Segundo Costa, o governo apurava "ataques institucionais" por parte dos servidores ambientais. Ao UOL, o delegado afirmou que o ministério desconfiava que eles tinham relação com o perfil anônimo "Fiscal do Ibama" no Twitter, atual X, que fazia críticas à política ambiental de Bolsonaro. De acordo com Costa, a apuração se justificava porque a página vinha fazendo "ataques à honra" de membros do governo usando o nome da instituição.

Além de assessor de Leite, Costa era membro de um grupo coordenado pelo GSI (Gabinete de Segurança Institucional).

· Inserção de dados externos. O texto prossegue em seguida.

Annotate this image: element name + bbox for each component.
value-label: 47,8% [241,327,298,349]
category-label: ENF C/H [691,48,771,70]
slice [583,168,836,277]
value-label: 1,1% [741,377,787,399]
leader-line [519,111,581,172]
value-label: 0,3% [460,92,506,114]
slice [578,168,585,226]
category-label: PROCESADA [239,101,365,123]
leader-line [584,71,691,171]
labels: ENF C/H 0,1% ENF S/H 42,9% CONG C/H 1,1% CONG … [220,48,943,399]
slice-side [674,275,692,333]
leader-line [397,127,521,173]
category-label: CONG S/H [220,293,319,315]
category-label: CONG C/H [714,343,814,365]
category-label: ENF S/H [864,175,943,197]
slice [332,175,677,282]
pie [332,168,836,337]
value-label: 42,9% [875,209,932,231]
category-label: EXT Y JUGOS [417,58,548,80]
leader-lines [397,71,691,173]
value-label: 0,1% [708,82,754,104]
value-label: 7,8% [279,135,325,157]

O órgão, ao qual a Abin estava subordinada no governo Bolsonaro, lidera o Comitê Gestor da Segurança da Informação, um colegiado que reúne representantes de todas as pastas, da AGU (Advocacia-geral da União) e da ANPD (Autoridade Nacional de Proteção de Dados). Costa era o titular da pasta do Meio Ambiente nesse comitê.

Costa não foi alvo da operação no último dia 11. Ao todo, seis policiais federais foram alvos de medidas determinadas pelo ministro Alexandre de Moraes, do STF (Supremo Tribunal Federal) — um deles foi preso e outros cinco foram proibidos de se comunicar com os demais investigados. Mas o ex-assessor de Leite não está entre os alvos do inquérito.

O UOL também procurou Joaquim Leite, mas não teve retorno às tentativas de contato. Se houver resposta do ex-ministro, a reportagem será atualizada.

Todas as informações que nós pedíamos à Abin eram institucionais. Nesse caso específico, apuramos uma situação que poderia se enquadrar como ataque às autoridades, mas isso não avançou e nenhuma medida foi tomada contra os servidores. Mas jamais solicitamos nada que pudesse prejudicar as ações de combate a crimes ambientais ou constranger os servidores que participavam delas
Rodrigo Augusto de Carvalho Costa, delgado da PF e ex-assessor do Ministério do Meio Ambiente

'Atingiu agora o Presidente da República'

Um dos pedidos de informação foi feito à Abin paralela porque teria atingido Bolsonaro "diretamente". Segundo mensagens apreendidas pela PF, o assunto foi discutido em 30 de outubro de 2021 pelo policial federal Marcelo Bormevet e o sargento Giancarlo Rodrigues, que era seu subordinado na Abin. Ambos foram presos no último dia 11.

O relatório não mostra quem cobrou providências da Abin paralela nesse caso. No diálogo exposto pela PF, Bormevet encaminhou a Giancarlo mensagens de uma terceira pessoa, cujo nome não aparece no documento. Este interlocutor enviou a Bormevet uma publicação do perfil "Fiscal do Ibama" e em seguida afirmou: "Atingiu agora o Presidente da República diretamente".

O documento não mostra o conteúdo da publicação que teria atingido Bolsonaro. Uma das últimas postagens do perfil antes desse diálogo mostra que Bolsonaro foi a uma competição de criadores de pássaros em extinção com os ex-ministros Paulo Guedes e Anderson Torres, em Brasília. Não é possível saber, porém, se o interlocutor de Bormevet se referia a essa publicação.